El Tribunal Constitucional ha respaldado a un agente de la Policía Local de Torrevieja que sufrió acoso laboral durante tres años y cinco meses tras denunciar presuntas irregularidades cometidas por algunos compañeros en la gestión del dinero recaudado de multas y en las inspecciones a locales de ocio. La sentencia establece que se vulneraron los derechos fundamentales del agente, señalando tanto al Ayuntamiento de Torrevieja como al Tribunal Superior de Justicia de la Comunidad Valenciana (TSJCV) como responsables de esta situación.
La decisión ha sido adoptada por unanimidad por la Sala Primera del Tribunal Constitucional, con la magistrada María Luisa Segoviano como ponente del fallo. En su resolución, el tribunal considera que se atentó contra el derecho a la integridad física y moral del agente, así como contra su derecho a la tutela judicial efectiva. Esta conclusión se sustenta en la existencia de una denuncia penal previa interpuesta por el policía contra varios compañeros de la Policía Local, en la que se exponían irregularidades en la recaudación de dinero procedente de multas y en la realización de inspecciones selectivas en establecimientos de ocio.
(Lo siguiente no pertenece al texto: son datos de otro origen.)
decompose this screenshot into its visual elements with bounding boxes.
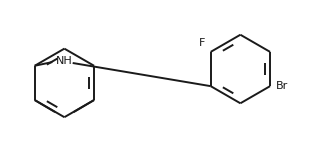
- Text: Br: Br: [276, 81, 288, 91]
- Text: F: F: [199, 38, 205, 48]
- Text: NH: NH: [56, 56, 73, 66]
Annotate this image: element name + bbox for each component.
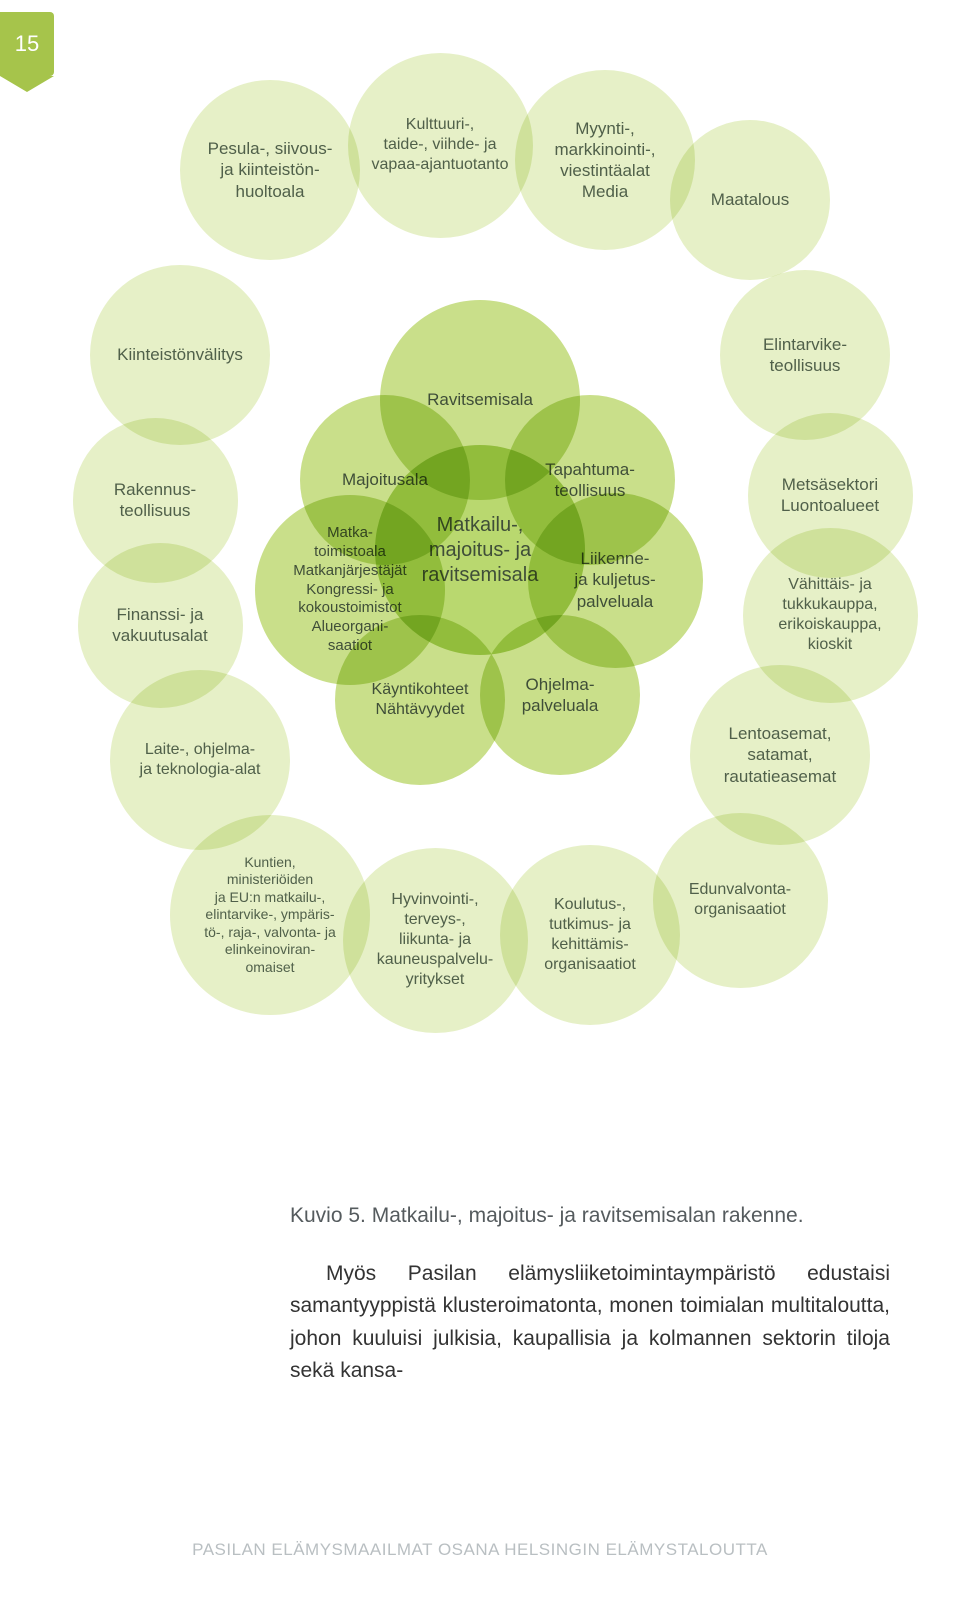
outer-bubble-7-label: Metsäsektori Luontoalueet [775,468,885,523]
body-text: Myös Pasilan elämysliiketoimintaympärist… [290,1258,890,1388]
center-bubble-label: Matkailu-, majoitus- ja ravitsemisala [416,507,545,594]
center-bubble: Matkailu-, majoitus- ja ravitsemisala [375,445,585,655]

Según la sentencia, el acoso al que fue sometido el agente se manifestó en una serie de acciones reiteradas y sostenidas en el tiempo por parte de compañeros y superiores, las cuales generaron un ambiente hostil y afectaron gravemente su bienestar. Estas actuaciones incluyeron conductas de hostigamiento institucional, aislamiento laboral y una falta de protección por parte del consistorio, a pesar de tener conocimiento efectivo de la situación.
El tribunal ha determinado que la responsabilidad del Ayuntamiento radica en su «conducta omisiva», es decir, en su falta de acción para prevenir, investigar y sancionar el acoso sufrido por el agente. Además, se le atribuye haber desarrollado un hostigamiento institucional contra el denunciante, lo que agravó su situación laboral y personal.
En cuanto al TSJCV, el Constitucional considera que este tribunal no ejerció de manera adecuada su deber de control judicial, ya que no aplicó correctamente la jurisprudencia constitucional sobre la carga probatoria en casos de vulneración de derechos fundamentales. Esto permitió que las acciones de acoso se prolongaran en el tiempo sin que el afectado encontrara una respuesta efectiva en la justicia.
Los magistrados de la Sala Primera han fundamentado su decisión en los hechos probados del caso, que reflejan que el Ayuntamiento tenía conocimiento de las denuncias de acoso dentro de la Policía Local y de su impacto en la salud física y mental del agente. A pesar de ello, no adoptó medidas para corregir la situación ni para proteger al denunciante, lo que, a juicio del Constitucional, constituye una vulneración grave de sus derechos.
Esta sentencia sienta un precedente importante en la protección de los derechos de los funcionarios públicos frente al acoso laboral y refuerza la obligación de las administraciones de garantizar un entorno de trabajo seguro y libre de represalias para quienes denuncian irregularidades. La resolución pone de manifiesto la necesidad de que las instituciones adopten medidas efectivas para prevenir y erradicar estas prácticas, asegurando el cumplimiento de los principios de integridad y justicia en el ámbito laboral.